Ana Jara, ministra de Trabajo, no pudo evitar meterse en el tema y, pisando los terrenos de Carmen Omonte, ministra de la Mujer, se manifestó rauda e inopinadamente respecto al acoso sexual en el transporte masivo que ha adquirido notoriedad en los últimos días.
Además de sugerir la autodefensa (tijeras, clavos y agujas ¿?), la ministra Jara no tuvo mejor idea que sugerir la segregación por géneros del transporte masivo, de tal suerte que algunas unidades sean exclusivas para el servicio de las mujeres y otras tantas para los hombres.
Tan peregrina idea no pasaría de ser un dislate de jocosa consecuencia si no fuera porque la autoridad del transporte masivo ha anunciado estudiar seriamente esta discutible iniciativa. Además de lo retrógrado y subliminalmente sexista de la propuesta, sería inviable y de nula practicidad. Lo peor del caso es que con ello poco favor se le haría a sus presuntas destinatarias, las mujeres, y no se evitaría trasladar el acoso sexual hacia otros terrenos, escenarios y momentos.

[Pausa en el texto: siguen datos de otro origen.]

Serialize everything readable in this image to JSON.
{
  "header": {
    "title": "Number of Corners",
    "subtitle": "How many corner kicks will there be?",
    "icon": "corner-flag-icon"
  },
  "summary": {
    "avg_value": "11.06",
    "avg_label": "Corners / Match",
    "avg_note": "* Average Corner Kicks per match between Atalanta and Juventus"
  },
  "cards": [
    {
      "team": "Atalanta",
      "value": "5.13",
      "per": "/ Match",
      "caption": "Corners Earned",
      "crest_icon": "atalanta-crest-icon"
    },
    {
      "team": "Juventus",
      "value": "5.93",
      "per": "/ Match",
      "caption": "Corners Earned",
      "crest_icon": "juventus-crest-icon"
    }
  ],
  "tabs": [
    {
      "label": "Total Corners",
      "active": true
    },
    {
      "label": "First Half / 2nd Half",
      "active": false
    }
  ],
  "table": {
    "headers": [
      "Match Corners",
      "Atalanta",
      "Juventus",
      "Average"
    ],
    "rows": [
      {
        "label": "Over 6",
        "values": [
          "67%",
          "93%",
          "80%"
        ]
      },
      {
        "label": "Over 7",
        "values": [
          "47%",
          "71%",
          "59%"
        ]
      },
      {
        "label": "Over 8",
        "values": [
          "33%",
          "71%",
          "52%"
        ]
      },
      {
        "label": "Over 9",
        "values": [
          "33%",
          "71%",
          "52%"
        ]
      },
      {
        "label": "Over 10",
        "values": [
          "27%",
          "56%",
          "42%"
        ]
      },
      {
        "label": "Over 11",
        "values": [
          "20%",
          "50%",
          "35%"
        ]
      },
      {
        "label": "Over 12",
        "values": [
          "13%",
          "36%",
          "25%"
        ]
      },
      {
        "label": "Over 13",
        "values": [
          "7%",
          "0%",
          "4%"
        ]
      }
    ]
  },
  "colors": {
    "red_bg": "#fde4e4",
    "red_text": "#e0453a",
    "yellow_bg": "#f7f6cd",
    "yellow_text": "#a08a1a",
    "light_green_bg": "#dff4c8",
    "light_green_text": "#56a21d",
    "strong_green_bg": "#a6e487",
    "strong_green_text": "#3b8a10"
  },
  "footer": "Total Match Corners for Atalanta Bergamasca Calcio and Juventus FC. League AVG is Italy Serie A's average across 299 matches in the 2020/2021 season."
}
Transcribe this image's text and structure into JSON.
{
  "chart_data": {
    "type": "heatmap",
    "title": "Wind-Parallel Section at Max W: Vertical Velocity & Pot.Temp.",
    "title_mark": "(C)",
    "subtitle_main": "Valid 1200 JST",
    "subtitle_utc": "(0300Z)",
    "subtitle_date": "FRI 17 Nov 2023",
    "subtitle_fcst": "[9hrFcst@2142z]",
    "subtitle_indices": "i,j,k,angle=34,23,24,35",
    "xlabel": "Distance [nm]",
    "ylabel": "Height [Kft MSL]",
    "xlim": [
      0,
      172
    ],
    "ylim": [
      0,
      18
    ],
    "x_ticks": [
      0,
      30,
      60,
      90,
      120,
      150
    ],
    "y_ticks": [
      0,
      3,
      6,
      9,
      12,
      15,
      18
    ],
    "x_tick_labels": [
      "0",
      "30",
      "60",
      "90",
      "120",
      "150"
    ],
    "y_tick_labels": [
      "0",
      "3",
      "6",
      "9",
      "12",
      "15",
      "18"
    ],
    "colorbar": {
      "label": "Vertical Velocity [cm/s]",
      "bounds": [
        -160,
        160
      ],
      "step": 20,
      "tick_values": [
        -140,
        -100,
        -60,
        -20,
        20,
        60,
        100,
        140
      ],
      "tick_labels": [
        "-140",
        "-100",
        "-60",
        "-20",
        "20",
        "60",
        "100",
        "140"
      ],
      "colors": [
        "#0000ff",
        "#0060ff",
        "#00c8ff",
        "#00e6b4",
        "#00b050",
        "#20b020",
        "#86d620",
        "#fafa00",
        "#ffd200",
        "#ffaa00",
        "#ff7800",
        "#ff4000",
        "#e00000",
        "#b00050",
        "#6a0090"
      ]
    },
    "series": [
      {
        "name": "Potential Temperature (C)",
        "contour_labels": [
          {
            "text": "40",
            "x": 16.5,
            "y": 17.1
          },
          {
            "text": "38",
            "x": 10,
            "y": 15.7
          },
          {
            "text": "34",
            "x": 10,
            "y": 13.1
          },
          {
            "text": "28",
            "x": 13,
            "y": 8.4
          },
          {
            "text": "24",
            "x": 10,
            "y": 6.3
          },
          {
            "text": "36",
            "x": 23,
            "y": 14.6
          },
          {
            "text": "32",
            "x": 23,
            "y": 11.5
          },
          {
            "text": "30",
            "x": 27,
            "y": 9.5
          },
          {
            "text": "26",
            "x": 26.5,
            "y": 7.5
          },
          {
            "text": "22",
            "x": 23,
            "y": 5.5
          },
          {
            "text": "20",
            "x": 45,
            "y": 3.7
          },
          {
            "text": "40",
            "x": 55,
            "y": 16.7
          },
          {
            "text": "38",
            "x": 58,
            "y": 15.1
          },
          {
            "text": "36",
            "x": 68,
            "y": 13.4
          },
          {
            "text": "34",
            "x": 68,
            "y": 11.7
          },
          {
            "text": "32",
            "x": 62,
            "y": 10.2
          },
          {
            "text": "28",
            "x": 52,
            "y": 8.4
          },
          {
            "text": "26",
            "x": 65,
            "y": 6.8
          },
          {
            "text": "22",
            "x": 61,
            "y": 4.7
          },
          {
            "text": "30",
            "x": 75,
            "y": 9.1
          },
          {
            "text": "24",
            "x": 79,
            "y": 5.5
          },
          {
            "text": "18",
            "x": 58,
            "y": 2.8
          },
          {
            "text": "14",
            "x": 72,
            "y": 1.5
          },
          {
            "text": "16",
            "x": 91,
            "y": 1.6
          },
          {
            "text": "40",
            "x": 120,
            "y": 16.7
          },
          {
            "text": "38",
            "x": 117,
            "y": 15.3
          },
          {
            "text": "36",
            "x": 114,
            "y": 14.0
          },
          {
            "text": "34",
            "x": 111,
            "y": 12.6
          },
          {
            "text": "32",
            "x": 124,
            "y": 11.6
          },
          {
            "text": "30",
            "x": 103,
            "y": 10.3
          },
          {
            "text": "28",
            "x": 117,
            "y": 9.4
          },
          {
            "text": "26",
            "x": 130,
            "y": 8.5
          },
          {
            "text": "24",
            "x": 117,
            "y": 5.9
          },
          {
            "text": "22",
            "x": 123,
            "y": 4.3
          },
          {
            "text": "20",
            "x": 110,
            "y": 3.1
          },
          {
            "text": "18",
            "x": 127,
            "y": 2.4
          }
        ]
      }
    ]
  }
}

Para empezar, no todo el transporte masivo podría ser segregado, solo el que puede ser controlado, por lo que el de las combis y buses sin control estarían fuera de la segregación, con lo cual subsistiría el problema de fondo. ¿Cuántas unidades habría que separar? En principio, 50%-50%. Pero ello no evitaría ver, en algunos momentos, colas de varones pugnando por un sitio en la unidad designada para ellos, y buses con mujeres sin su plena capacidad. O viceversa. El resultado sería un fiasco económico.
Los viajes de las familias y de las parejas estarían proscritos, ya que los padres serían separados de las madres, los esposos de las esposas, los novios de las novias, los hermanos de las hermanas y los amigos de las amigas. ¿Y los hijos con quién viajarían? Los padres varones estarían prohibidos de viajar con sus hijas mujeres, ya que serían separados en el uso del servicio. Al final, las hijas estarían más desprotegidas que protegidas. El manejo logístico, administrativo y operacional de tamaño desaguisado sería de tal magnitud que el folclórico remedio sería largamente superado por la penosa enfermedad, y las destinatarias de una protección estatal quedarían más expuestas, con un peor servicio, encarecido e inviable.
Como consecuencia de la Guerra Civil (1861-1865) se abolió la esclavitud en Estados Unidos. Treinta y un años después la abolición fue mediatizada y la segregación racial norteamericana fue legalizada por su Suprema Corte al sentenciar el tristemente célebre Caso Plessy vs. Ferguson (1896) con el cual –pretendiendo proteger a las personas de color– se escondió una grosera discriminación consagrando la doctrina “iguales pero separados”. Se dijo entonces que si bien la Constitución norteamericana consagraba la igualdad de las personas, ello no significaba que “los iguales” estuvieran obligados a caminar, comer, educarse, sanarse o transportarse juntos. Entonces, la gente fue segregada por su color. Tenían acceso a los mismos servicios y derechos, pero los blancos entre blancos y los afrodescendientes entre sus iguales.
Más de un siglo después, similar fórmula pretende ser la solución para el acoso sexual que injustificadamente sufren las mujeres, en particular en el transporte masivo. No parece que conozcamos algo de historia. Mucho peor: no parece que en pleno siglo XXI hayamos aprendido de ella.